Miss Sweden, Isabel Lestapier Winqvist, unexpectedly pulled out of the event because of complaints in her country that it degrades women. Sweden has won the Miss Universe crown three times in the past.

In another hitch, Miss Mexico was made to change her outfit for the regional dress contest after her original dress, decorated with brutal images of rebels in a 1920s religious uprising being hanged or shot, drew accusations of poor taste.

Still, Japan's Mori came away with the crown intact, to fulfil a lifelong dream.

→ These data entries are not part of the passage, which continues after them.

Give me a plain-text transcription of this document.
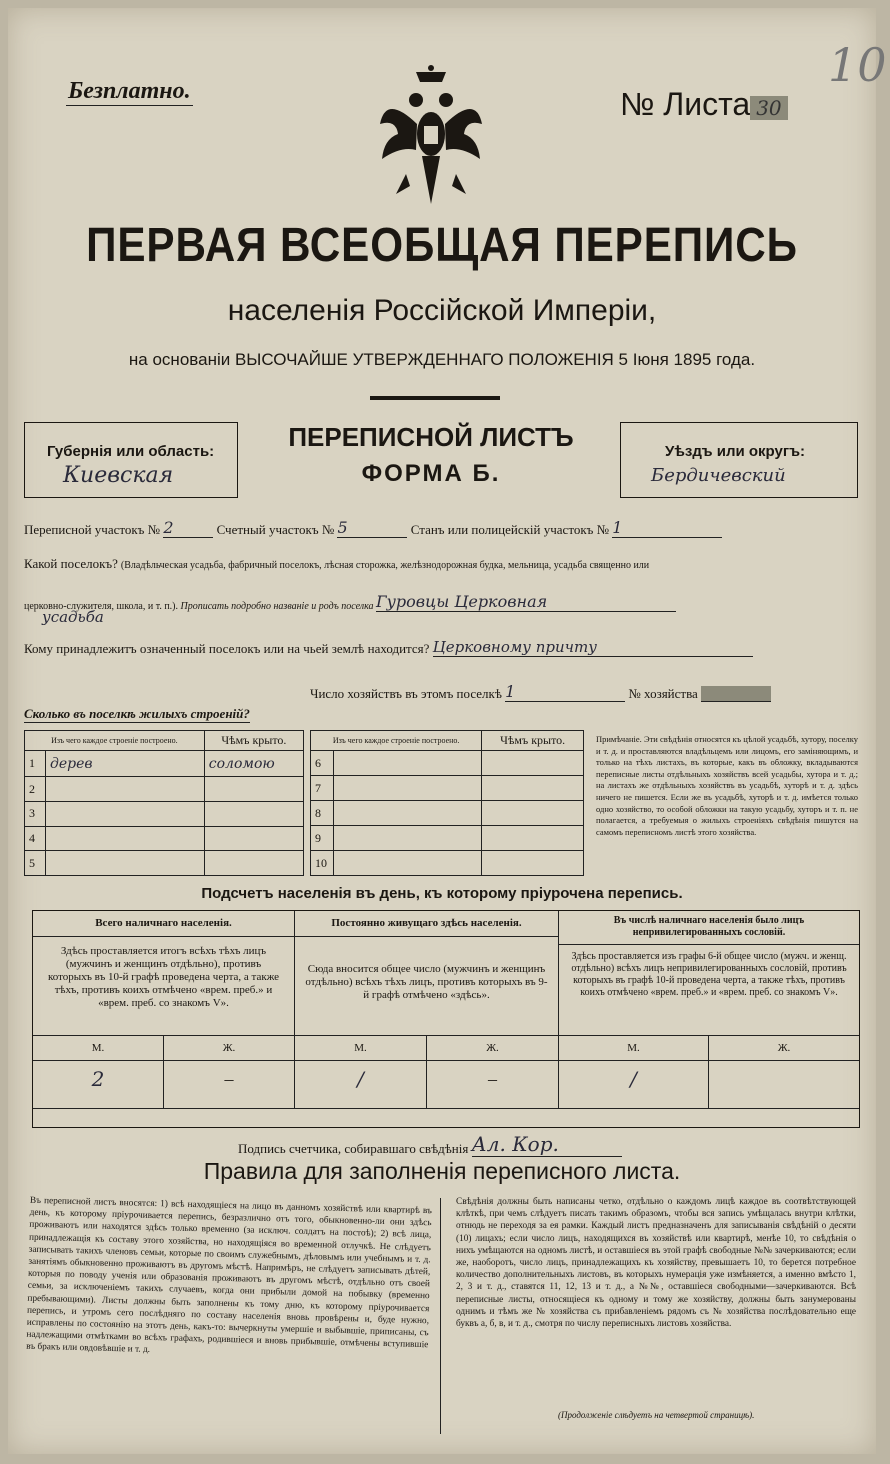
Безплатно.	№ Листа 30
10
ПЕРВАЯ ВСЕОБЩАЯ ПЕРЕПИСЬ
населенія Россійской Имперіи,
на основаніи ВЫСОЧАЙШЕ УТВЕРЖДЕННАГО ПОЛОЖЕНІЯ 5 Іюня 1895 года.
Губернія или область:
Киевская
ПЕРЕПИСНОЙ ЛИСТЪ
ФОРМА Б.
Уѣздъ или округъ:
Бердичевский
Переписной участокъ № 2	Счетный участокъ № 5	Станъ или полицейскій участокъ № 1
Какой поселокъ? (Владѣльческая усадьба, фабричный поселокъ, лѣсная сторожка, желѣзнодорожная будка, мельница, усадьба священно или
церковно-служителя, школа, и т. п.). Прописать подробно названіе и родъ поселка Гуровцы Церковная
усадьба
Кому принадлежитъ означенный поселокъ или на чьей землѣ находится? Церковному причту
Число хозяйствъ въ этомъ поселкѣ 1	№ хозяйства
Сколько въ поселкѣ жилыхъ строеній?
Изъ чего каждое строеніе построено.		Чѣмъ крыто.
1	дерев	соломою
2		
3		
4		
5		
Изъ чего каждое строеніе построено.		Чѣмъ крыто.
6		
7		
8		
9		
10		
Примѣчаніе. Эти свѣдѣнія относятся къ цѣлой усадьбѣ, хутору, поселку и т. д. и проставляются владѣльцемъ или лицомъ, его заміняющимъ, и только на тѣхъ листахъ, въ которые, какъ въ обложку, вкладываются переписные листы отдѣльныхъ хозяйствъ всей усадьбы, хутора и т. д.; на листахъ же отдѣльныхъ хозяйствъ въ усадьбѣ, хуторѣ и т. д. здѣсь ничего не пишется. Если же въ усадьбѣ, хуторѣ и т. д. имѣется только одно хозяйство, то особой обложки на такую усадьбу, хуторъ и т. п. не полагается, а требуемыя о жилыхъ строеніяхъ свѣдѣнія пишутся на самомъ переписномъ листѣ этого хозяйства.
Подсчетъ населенія въ день, къ которому пріурочена перепись.
Всего наличнаго населенія.	Постоянно живущаго здѣсь населенія.	Въ числѣ наличнаго населенія было лицъ непривилегированныхъ сословій.
Здѣсь проставляется итогъ всѣхъ тѣхъ лицъ (мужчинъ и женщинъ отдѣльно), противъ которыхъ въ 10-й графѣ проведена черта, а также тѣхъ, противъ коихъ отмѣчено «врем. преб.» и «врем. преб. со знакомъ V».
Сюда вносится общее число (мужчинъ и женщинъ отдѣльно) всѣхъ тѣхъ лицъ, противъ которыхъ въ 9-й графѣ отмѣчено «здѣсь».
Здѣсь проставляется изъ графы 6-й общее число (мужч. и женщ. отдѣльно) всѣхъ лицъ непривилегированныхъ сословій, противъ которыхъ въ графѣ 10-й проведена черта, а также тѣхъ, противъ коихъ отмѣчено «врем. преб.» и «врем. преб. со знакомъ V».
М.	Ж.	М.	Ж.	М.	Ж.
2	–	/	–	/
Подпись счетчика, собиравшаго свѣдѣнія Ал. Кор.
Правила для заполненія переписного листа.
Въ переписной листъ вносятся: 1) всѣ находящіеся на лицо въ данномъ хозяйствѣ или квартирѣ въ день, къ которому пріурочивается перепись, безразлично отъ того, обыкновенно-ли они здѣсь проживаютъ или находятся здѣсь только временно (за исключ. солдатъ на постоѣ); 2) всѣ лица, принадлежащія къ составу этого хозяйства, но находящіяся во временной отлучкѣ. Не слѣдуетъ записывать такихъ членовъ семьи, которые по своимъ служебнымъ, дѣловымъ или учебнымъ и т. д. занятіямъ обыкновенно проживаютъ въ другомъ мѣстѣ. Напримѣръ, не слѣдуетъ записывать дѣтей, которыя по поводу ученія или образованія проживаютъ въ другомъ мѣстѣ, отдѣльно отъ своей семьи, за исключеніемъ такихъ случаевъ, когда они прибыли домой на побывку (временно пребывающими). Листы должны быть заполнены къ тому дню, къ которому пріурочивается перепись, и утромъ сего послѣдняго по составу населенія вновь провѣрены и, буде нужно, исправлены по состоянію на этотъ день, какъ-то: вычеркнуты умершіе и выбывшіе, приписаны, съ надлежащими отмѣтками во всѣхъ графахъ, родившіеся и вновь прибывшіе, отмѣчены вступившіе въ бракъ или овдовѣвшіе и т. д.
Свѣдѣнія должны быть написаны четко, отдѣльно о каждомъ лицѣ каждое въ соотвѣтствующей клѣткѣ, при чемъ слѣдуетъ писать такимъ образомъ, чтобы вся запись умѣщалась внутри клѣтки, отнюдь не переходя за ея рамки. Каждый листъ предназначенъ для записыванія свѣдѣній о десяти (10) лицахъ; если число лицъ, находящихся въ хозяйствѣ или квартирѣ, менѣе 10, то свѣдѣнія о нихъ умѣщаются на одномъ листѣ, и оставшіеся въ этой графѣ свободные №№ зачеркиваются; если же, наоборотъ, число лицъ, принадлежащихъ къ хозяйству, превышаетъ 10, то берется потребное количество дополнительныхъ листовъ, въ которыхъ нумерація уже измѣняется, а именно вмѣсто 1, 2, 3 и т. д., ставятся 11, 12, 13 и т. д., а №№, оставшіеся свободными—зачеркиваются. Всѣ переписные листы, относящіеся къ одному и тому же хозяйству, должны быть занумерованы однимъ и тѣмъ же № хозяйства съ прибавленіемъ рядомъ съ № хозяйства послѣдовательно еще буквъ а, б, в, и т. д., смотря по числу переписныхъ листовъ хозяйства.
(Продолженіе слѣдуетъ на четвертой страницѣ).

By winning, she surpassed the ambition of her grandmother, who told her as a child she wanted her to be Miss Japan one day.

A lifelong ballet dancer from a village near Mount Fuji, Mori wore a striking black gown with coloured lapels for the final.

'My mind went blank,' she said of the winning moment.

USA's Smith came in fifth place, while second place went to Natalia Guimaraes, 22, from Brazil.

The second runner-up was Ly Jonaitis, 21, from Venezuela.

Ningning Zhang from China, 20, won the Miss Congeniality award, while Anna Theresa Licaros, 22, from the Philippines, was chosen Miss Photogenic.

Dreadlocks
The annual Miss Universe pageant - which tries to present itself as something more meaningful than a swimwear parade - was first held in Long Beach, California, in 1952.

The event was taken over in 1996 by US real estate mogul Donald Trump.

This year, it attracted protesters wearing white dresses splashed with fake blood and sashes proclaiming 'Miss Juarez', 'Miss Atenco' and 'Miss Michoacan' in reference to places in Mexico made infamous by killings or sexual abuse of women.

In another quirk for 2007, the long, twisted dreadlocks of Miss Jamaica, the contest's first ever Rastafarian participant, and the close-shaved head of Miss Tanzania stood out from the lacquered manes of the other contestants.

This was the fourth time the pageant was held in Mexico, which in 1991 won the crown with beauty queen Lupita Jones.

Mori - the second Japanese woman to win the Miss Universe title - will spend her year-long reign traveling the world to speak out on humanitarian issues like poverty and disease.